Breaking the Curse of Horizon: Infinite-Horizon Off-Policy Estimation
This addresses a critical bottleneck in reinforcement learning for long-term decision-making, offering a solution to a well-known issue with incremental methodological innovation.
The paper tackles the high variance problem in off-policy estimation for infinite-horizon tasks by proposing a method that applies importance sampling on stationary state-visitation distributions, avoiding unbounded variance and showing empirical improvements.

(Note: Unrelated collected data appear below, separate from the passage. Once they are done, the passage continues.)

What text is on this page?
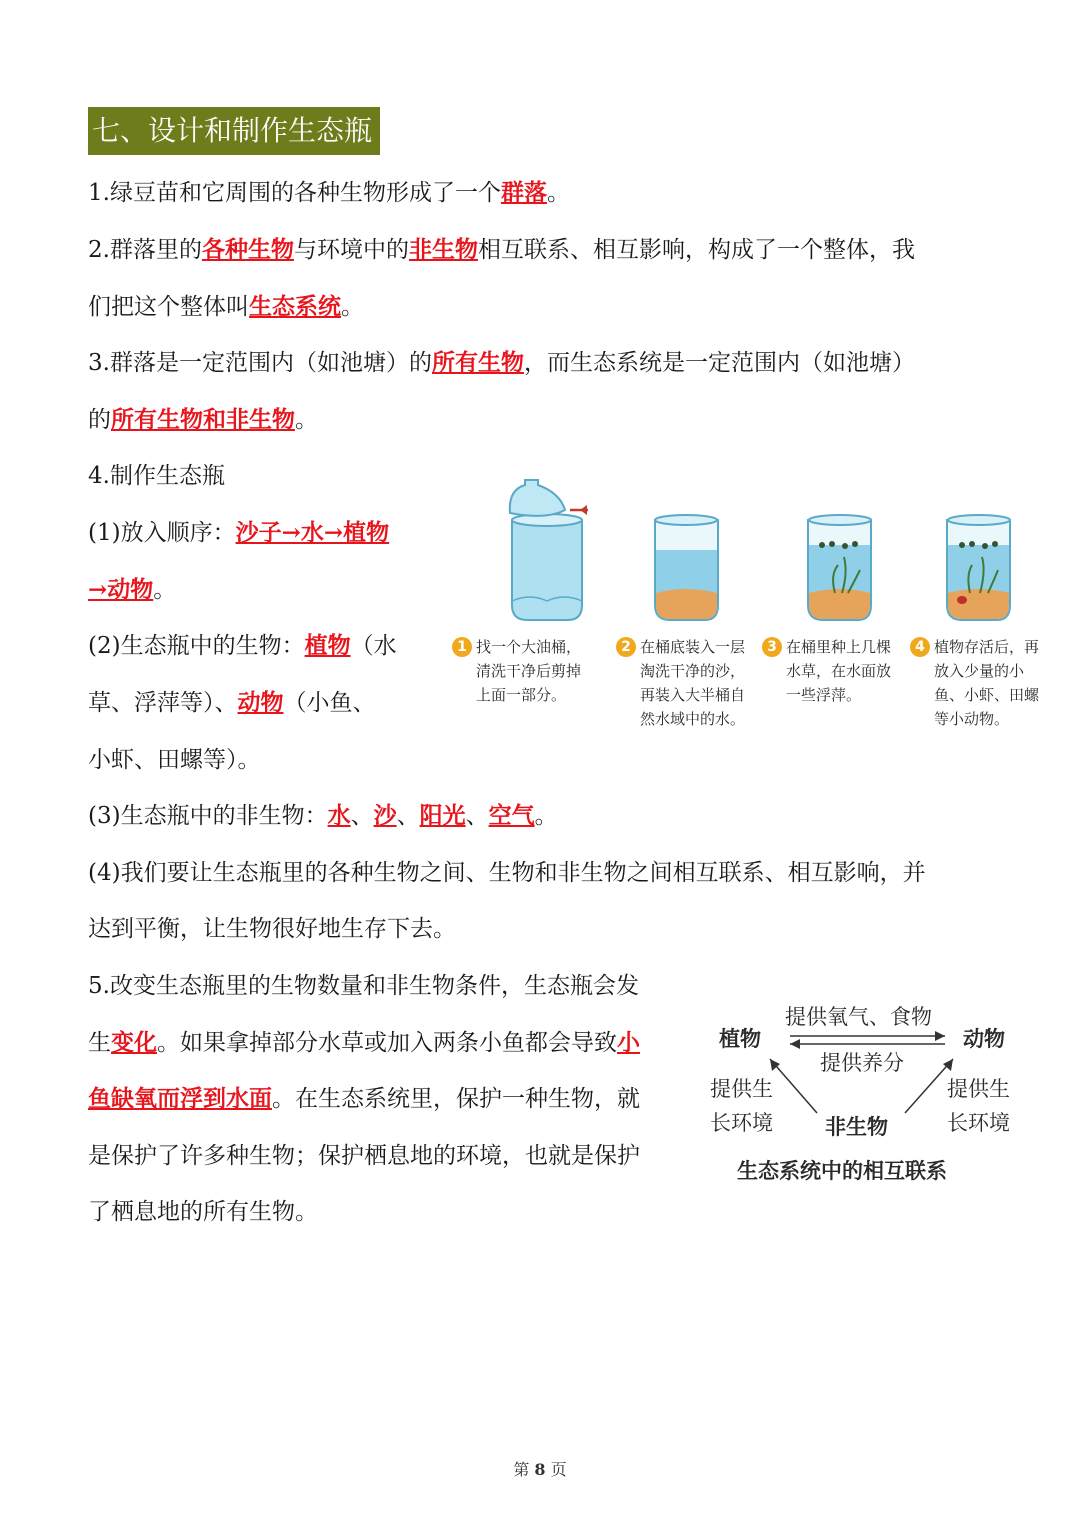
七、设计和制作生态瓶
1.绿豆苗和它周围的各种生物形成了一个群落。
2.群落里的各种生物与环境中的非生物相互联系、相互影响，构成了一个整体，我
们把这个整体叫生态系统。
3.群落是一定范围内（如池塘）的所有生物，而生态系统是一定范围内（如池塘）
的所有生物和非生物。
4.制作生态瓶
(1)放入顺序：沙子→水→植物
→动物。
(2)生态瓶中的生物：植物（水
草、浮萍等）、动物（小鱼、
小虾、田螺等）。
(3)生态瓶中的非生物：水、沙、阳光、空气。
(4)我们要让生态瓶里的各种生物之间、生物和非生物之间相互联系、相互影响，并
达到平衡，让生物很好地生存下去。
5.改变生态瓶里的生物数量和非生物条件，生态瓶会发
生变化。如果拿掉部分水草或加入两条小鱼都会导致小
鱼缺氧而浮到水面。在生态系统里，保护一种生物，就
是保护了许多种生物；保护栖息地的环境，也就是保护
了栖息地的所有生物。
1 找一个大油桶，
清洗干净后剪掉
上面一部分。
2 在桶底装入一层
淘洗干净的沙，
再装入大半桶自
然水域中的水。
3 在桶里种上几棵
水草，在水面放
一些浮萍。
4 植物存活后，再
放入少量的小
鱼、小虾、田螺
等小动物。
提供氧气、食物
植物	动物
提供养分
提供生
长环境
提供生
长环境
非生物
生态系统中的相互联系
第 8 页
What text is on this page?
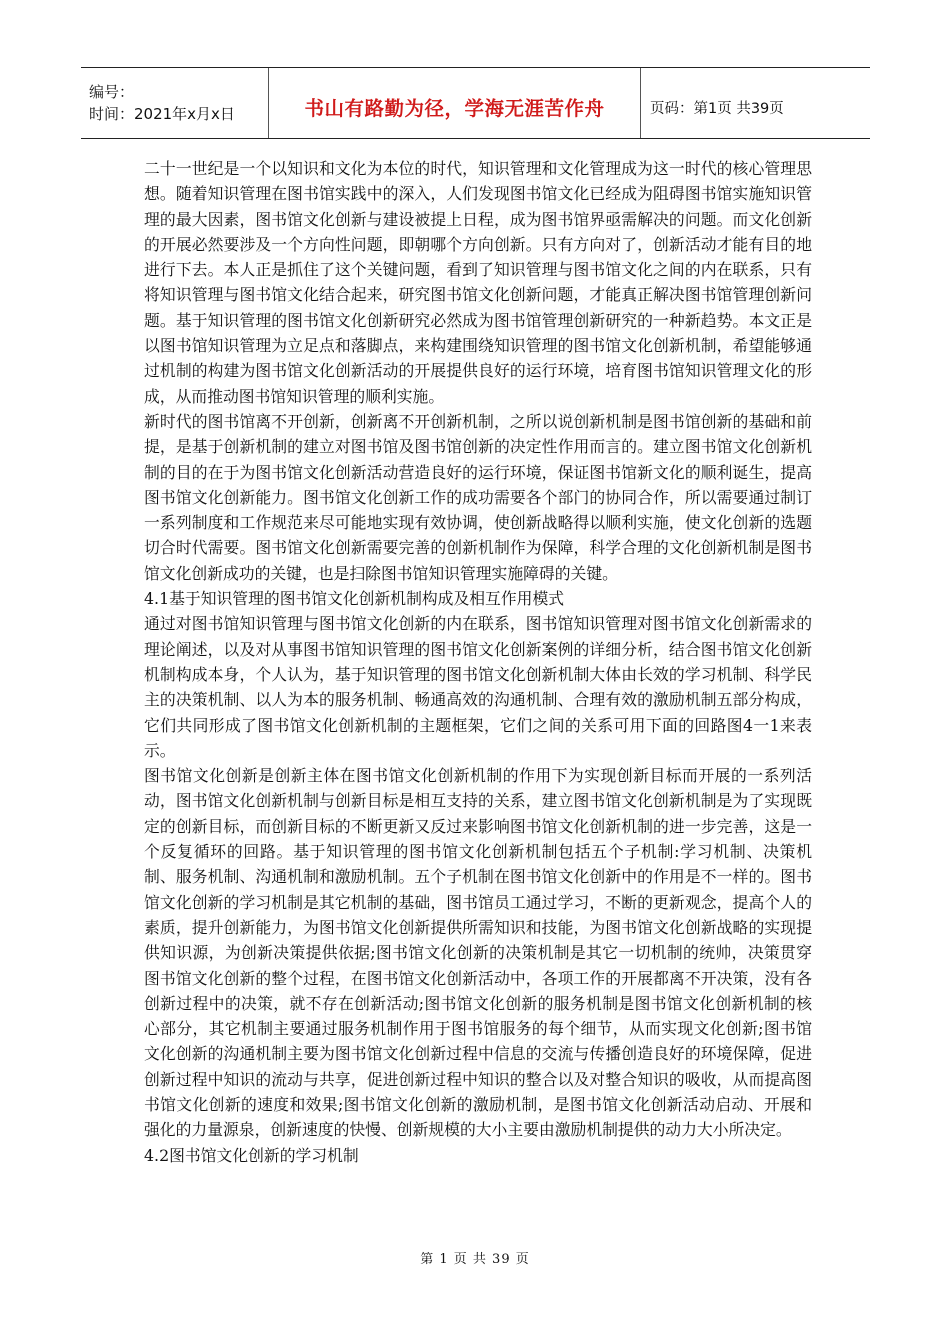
编号：
时间：2021年x月x日	书山有路勤为径，学海无涯苦作舟	页码：第1页 共39页

二十一世纪是一个以知识和文化为本位的时代，知识管理和文化管理成为这一时代的核心管理思想。随着知识管理在图书馆实践中的深入，人们发现图书馆文化已经成为阻碍图书馆实施知识管理的最大因素，图书馆文化创新与建设被提上日程，成为图书馆界亟需解决的问题。而文化创新的开展必然要涉及一个方向性问题，即朝哪个方向创新。只有方向对了，创新活动才能有目的地进行下去。本人正是抓住了这个关键问题，看到了知识管理与图书馆文化之间的内在联系，只有将知识管理与图书馆文化结合起来，研究图书馆文化创新问题，才能真正解决图书馆管理创新问题。基于知识管理的图书馆文化创新研究必然成为图书馆管理创新研究的一种新趋势。本文正是以图书馆知识管理为立足点和落脚点，来构建围绕知识管理的图书馆文化创新机制，希望能够通过机制的构建为图书馆文化创新活动的开展提供良好的运行环境，培育图书馆知识管理文化的形成，从而推动图书馆知识管理的顺利实施。

新时代的图书馆离不开创新，创新离不开创新机制，之所以说创新机制是图书馆创新的基础和前提，是基于创新机制的建立对图书馆及图书馆创新的决定性作用而言的。建立图书馆文化创新机制的目的在于为图书馆文化创新活动营造良好的运行环境，保证图书馆新文化的顺利诞生，提高图书馆文化创新能力。图书馆文化创新工作的成功需要各个部门的协同合作，所以需要通过制订一系列制度和工作规范来尽可能地实现有效协调，使创新战略得以顺利实施，使文化创新的选题切合时代需要。图书馆文化创新需要完善的创新机制作为保障，科学合理的文化创新机制是图书馆文化创新成功的关键，也是扫除图书馆知识管理实施障碍的关键。

4.1基于知识管理的图书馆文化创新机制构成及相互作用模式

通过对图书馆知识管理与图书馆文化创新的内在联系，图书馆知识管理对图书馆文化创新需求的理论阐述，以及对从事图书馆知识管理的图书馆文化创新案例的详细分析，结合图书馆文化创新机制构成本身，个人认为，基于知识管理的图书馆文化创新机制大体由长效的学习机制、科学民主的决策机制、以人为本的服务机制、畅通高效的沟通机制、合理有效的激励机制五部分构成，它们共同形成了图书馆文化创新机制的主题框架，它们之间的关系可用下面的回路图4一1来表示。

图书馆文化创新是创新主体在图书馆文化创新机制的作用下为实现创新目标而开展的一系列活动，图书馆文化创新机制与创新目标是相互支持的关系，建立图书馆文化创新机制是为了实现既定的创新目标，而创新目标的不断更新又反过来影响图书馆文化创新机制的进一步完善，这是一个反复循环的回路。基于知识管理的图书馆文化创新机制包括五个子机制:学习机制、决策机制、服务机制、沟通机制和激励机制。五个子机制在图书馆文化创新中的作用是不一样的。图书馆文化创新的学习机制是其它机制的基础，图书馆员工通过学习，不断的更新观念，提高个人的素质，提升创新能力，为图书馆文化创新提供所需知识和技能，为图书馆文化创新战略的实现提供知识源，为创新决策提供依据;图书馆文化创新的决策机制是其它一切机制的统帅，决策贯穿图书馆文化创新的整个过程，在图书馆文化创新活动中，各项工作的开展都离不开决策，没有各创新过程中的决策，就不存在创新活动;图书馆文化创新的服务机制是图书馆文化创新机制的核心部分，其它机制主要通过服务机制作用于图书馆服务的每个细节，从而实现文化创新;图书馆文化创新的沟通机制主要为图书馆文化创新过程中信息的交流与传播创造良好的环境保障，促进创新过程中知识的流动与共享，促进创新过程中知识的整合以及对整合知识的吸收，从而提高图书馆文化创新的速度和效果;图书馆文化创新的激励机制，是图书馆文化创新活动启动、开展和强化的力量源泉，创新速度的快慢、创新规模的大小主要由激励机制提供的动力大小所决定。

4.2图书馆文化创新的学习机制

第 1 页 共 39 页
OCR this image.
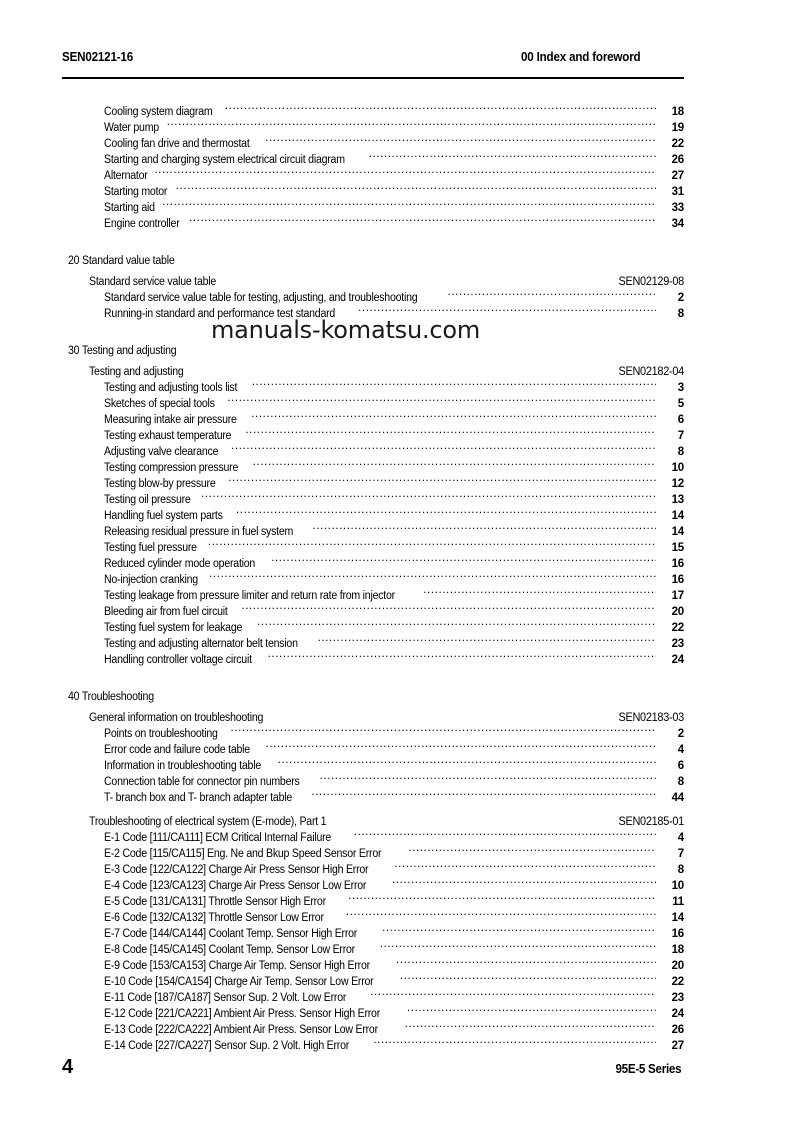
SEN02121-16	00 Index and foreword
Cooling system diagram .....	18
Water pump .....	19
Cooling fan drive and thermostat .....	22
Starting and charging system electrical circuit diagram .....	26
Alternator .....	27
Starting motor .....	31
Starting aid .....	33
Engine controller .....	34
20 Standard value table
Standard service value table	SEN02129-08
Standard service value table for testing, adjusting, and troubleshooting .....	2
Running-in standard and performance test standard .....	8
30 Testing and adjusting
Testing and adjusting	SEN02182-04
Testing and adjusting tools list .....	3
Sketches of special tools .....	5
Measuring intake air pressure .....	6
Testing exhaust temperature .....	7
Adjusting valve clearance .....	8
Testing compression pressure .....	10
Testing blow-by pressure .....	12
Testing oil pressure .....	13
Handling fuel system parts .....	14
Releasing residual pressure in fuel system .....	14
Testing fuel pressure .....	15
Reduced cylinder mode operation .....	16
No-injection cranking .....	16
Testing leakage from pressure limiter and return rate from injector .....	17
Bleeding air from fuel circuit .....	20
Testing fuel system for leakage .....	22
Testing and adjusting alternator belt tension .....	23
Handling controller voltage circuit .....	24
40 Troubleshooting
General information on troubleshooting	SEN02183-03
Points on troubleshooting .....	2
Error code and failure code table .....	4
Information in troubleshooting table .....	6
Connection table for connector pin numbers .....	8
T- branch box and T- branch adapter table .....	44
Troubleshooting of electrical system (E-mode), Part 1	SEN02185-01
E-1 Code [111/CA111] ECM Critical Internal Failure .....	4
E-2 Code [115/CA115] Eng. Ne and Bkup Speed Sensor Error .....	7
E-3 Code [122/CA122] Charge Air Press Sensor High Error .....	8
E-4 Code [123/CA123] Charge Air Press Sensor Low Error .....	10
E-5 Code [131/CA131] Throttle Sensor High Error .....	11
E-6 Code [132/CA132] Throttle Sensor Low Error .....	14
E-7 Code [144/CA144] Coolant Temp. Sensor High Error .....	16
E-8 Code [145/CA145] Coolant Temp. Sensor Low Error .....	18
E-9 Code [153/CA153] Charge Air Temp. Sensor High Error .....	20
E-10 Code [154/CA154] Charge Air Temp. Sensor Low Error .....	22
E-11 Code [187/CA187] Sensor Sup. 2 Volt. Low Error .....	23
E-12 Code [221/CA221] Ambient Air Press. Sensor High Error .....	24
E-13 Code [222/CA222] Ambient Air Press. Sensor Low Error .....	26
E-14 Code [227/CA227] Sensor Sup. 2 Volt. High Error .....	27
manuals-komatsu.com
4	95E-5 Series
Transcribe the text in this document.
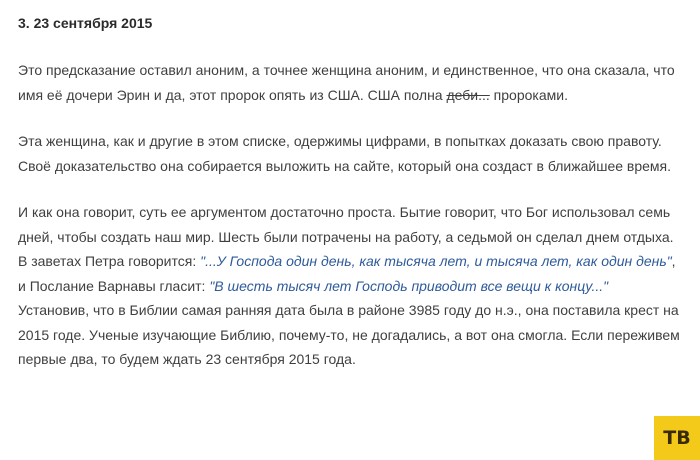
3. 23 сентября 2015

Это предсказание оставил аноним, а точнее женщина аноним, и единственное, что она сказала, что имя её дочери Эрин и да, этот пророк опять из США. США полна деби... пророками.

Эта женщина, как и другие в этом списке, одержимы цифрами, в попытках доказать свою правоту. Своё доказательство она собирается выложить на сайте, который она создаст в ближайшее время.

И как она говорит, суть ее аргументом достаточно проста. Бытие говорит, что Бог использовал семь дней, чтобы создать наш мир. Шесть были потрачены на работу, а седьмой он сделал днем отдыха. В заветах Петра говорится: "...У Господа один день, как тысяча лет, и тысяча лет, как один день", и Послание Варнавы гласит: "В шесть тысяч лет Господь приводит все вещи к концу..." Установив, что в Библии самая ранняя дата была в районе 3985 году до н.э., она поставила крест на 2015 годе. Ученые изучающие Библию, почему-то, не догадались, а вот она смогла. Если переживем первые два, то будем ждать 23 сентября 2015 года.

ТВ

We consider the off-policy estimation problem of estimating the expected reward of a target policy using samples collected by a different behavior policy. Importance sampling (IS) has been a key technique to derive (nearly) unbiased estimators, but is known to suffer from an excessively high variance in long-horizon problems. In the extreme case of in infinite-horizon problems, the variance of an IS-based estimator may even be unbounded. In this paper, we propose a new off-policy estimation method that applies IS directly on the stationary state-visitation distributions to avoid the exploding variance issue faced by existing estimators.Our key contribution is a novel approach to estimating the density ratio of two stationary distributions, with trajectories sampled from only the behavior distribution. We develop a mini-max loss function for the estimation problem, and derive a closed-form solution for the case of RKHS. We support our method with both theoretical and empirical analyses.